On Sat, Aug 10, 2019 at 7:24 AM Woody Suwalski <terraluna977@xxxxxxxxx> wrote:
>
> Moving the thread to LKML, as suggested by Thomas...
> >
> >> ---------- Forwarded message ---------
> >> From: Woody Suwalski <terraluna977@xxxxxxxxx>
> >> Date: Thu, Aug 1, 2019 at 3:45 PM
> >> Subject: Intermittent suspend on 5.3 / 5.2
> >> To: Rafael J. Wysocki <rjw@xxxxxxxxxxxxx>
> >>
> >>
> >> Hi RafaÅ,
> >> I know that you are investigating some issues between these 2 kernels,
> >> however I see probably an unrelated problem with suspend on 5.3 and
> >> 5.2.4. I think it has creeped in to 5.1.21 as well, but not sure (it is
> >> intermittent). So far 4.20.17 works OK, and I think 5.2.0 works OK.
> >> The problem I see is on both 32 and 64 bit VMs, in VMware workstation
> >> 15. The VM is trying to suspend when no activity. It leaves out a black
> >> box with cursor in top-left position. Upon wakeup from VMware it goes to
> >> vmware pre-bios screen, and then expands the black box to the run-size
> >> and switches to X.
> >> The problem with new kernels is that (I think) the suspend fails - the
> >> black box with cursor is there, but seems bigger, and of course is not
> >> wake'able (have to reset). In kern.log suspend seems be running OK, and
> >> then new dmesg lines kick in, and no obvious culprit.
> >> So looking for a free advice .
> >> a. You already know what it is
> >> b. You may have suggestions as to which upstream patch could be to blame
> >> c.
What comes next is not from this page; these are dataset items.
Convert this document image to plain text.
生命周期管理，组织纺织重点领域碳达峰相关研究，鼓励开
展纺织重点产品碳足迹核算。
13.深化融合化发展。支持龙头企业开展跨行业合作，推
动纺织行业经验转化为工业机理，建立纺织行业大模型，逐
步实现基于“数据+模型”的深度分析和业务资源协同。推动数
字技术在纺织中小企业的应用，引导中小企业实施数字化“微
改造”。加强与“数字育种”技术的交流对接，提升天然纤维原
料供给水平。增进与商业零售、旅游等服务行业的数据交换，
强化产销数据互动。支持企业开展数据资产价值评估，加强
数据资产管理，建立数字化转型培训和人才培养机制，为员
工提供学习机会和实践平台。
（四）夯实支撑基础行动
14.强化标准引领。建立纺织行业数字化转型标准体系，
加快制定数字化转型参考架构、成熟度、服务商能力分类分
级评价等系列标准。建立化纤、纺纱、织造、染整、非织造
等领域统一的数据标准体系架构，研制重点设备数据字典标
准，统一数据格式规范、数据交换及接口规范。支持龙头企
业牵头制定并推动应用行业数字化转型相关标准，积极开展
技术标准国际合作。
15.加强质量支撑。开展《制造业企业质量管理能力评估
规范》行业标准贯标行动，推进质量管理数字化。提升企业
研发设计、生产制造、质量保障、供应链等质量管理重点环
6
I should boot with some debug params (console_off=0, or some other?)
> >> and get some real info?
> >>
> >> BTW. For suspend to work I had to override mem_sleep to [shallow], or
> >> maybe later to [s2idle] (the actual VMs are at work, referring from
> >> memory...)
> >>
> >> If you have any ideas, all are welcomed
> >> Thanks, Woody
>
>
>
> On 8/6/2019 3:18 PM, Woody Suwalski wrote:
> > Rafal, the patch (in 5.3-rc3)
> >
> > Fixes: f850a48a0799 ("ACPI: PM: Allow transitions to D0 to occur in
> > special cases")
> >
> > does not fix the issue - it must be something else...
>
> Sorry for the late response.
>
> There are known issues in 5.3-rc related to power management which
> should be fixed in -rc4. Please try that one when it is out.
>
> Cheers!
>
>
>
> Thomas Gleixner wrote:
> > Woody,
> >
> > On Fri, 9 Aug 2019, Woody Suwalski wrote:
> >
> > For future things like this, please CC LKML. There is nothing secrit here
> > and CC'ing the mailing list allows other people to find this and spare
> > themself the whole bisection pain. Asided of that private mail does not
> > scale. On the list other people can look at it and give input eventually.
> >
> >> After bisecting I have found the potential culprit:
> >> dfe0cf8b x86/ioapic: Implement irq_get irqchip_state() callback
> >>
> >> I am repeating the bisection from start to re-confirm.
> >>
> >> Reverse-patch on 5.3-rc3 (64bit) is fixing the problem for me.
> >> What is unclear - just adding the patch to 5.2.1 does not seem to
> >> break it. So there is some more magic involved.
> > Of course it does not do anything because 5.2.1 is not having
> >
> > f4999a2a3a48 ("genirq: Add optional hardware synchronization for shutdown")
> >
> >> Thomas, any suggestions?
> > What that means is that there is an interrupt shutdown which hits the
> > condition where an interrupt _IS_ marked in the IOAPIC as delivered to a
> > CPU, but not serviced yet.
> >
> > Now the question is why it is not serviced. suspend_device_irqs() is
> > calling into synchronize_irq(), which is probably the place where that
> > it hangs. But that's called with CPUs online and interrupts enabled.
> >
> >> The reproduce methodology: use VMware player 15, either 32 or 64 bit build.
> >> reboot and run "systemctl suspend". The first suspend works OK. The
> >> second usually locks on kernels 5.2.2 and up. Maybe try 4 times to
> >> confirm good (it is intermittent).
> > -ENOVMWAREPLAYER and I'm traveling so I don't have a machine handy to
> > install it. So if you can't debug it deeper down, I'm not going to have a
> > chance to look at it before the end of next week.
> >
> > That said, can we please move this to LKML?
> >
> > Thanks,
> >
> > tglx
> >
> >
> I can add some printk's into synchronize_irq(), however no idea if they
> will be survive in the kmsg log after a next power-reset. I can wait for
> a week :-)
>
> Thanks, Woody
>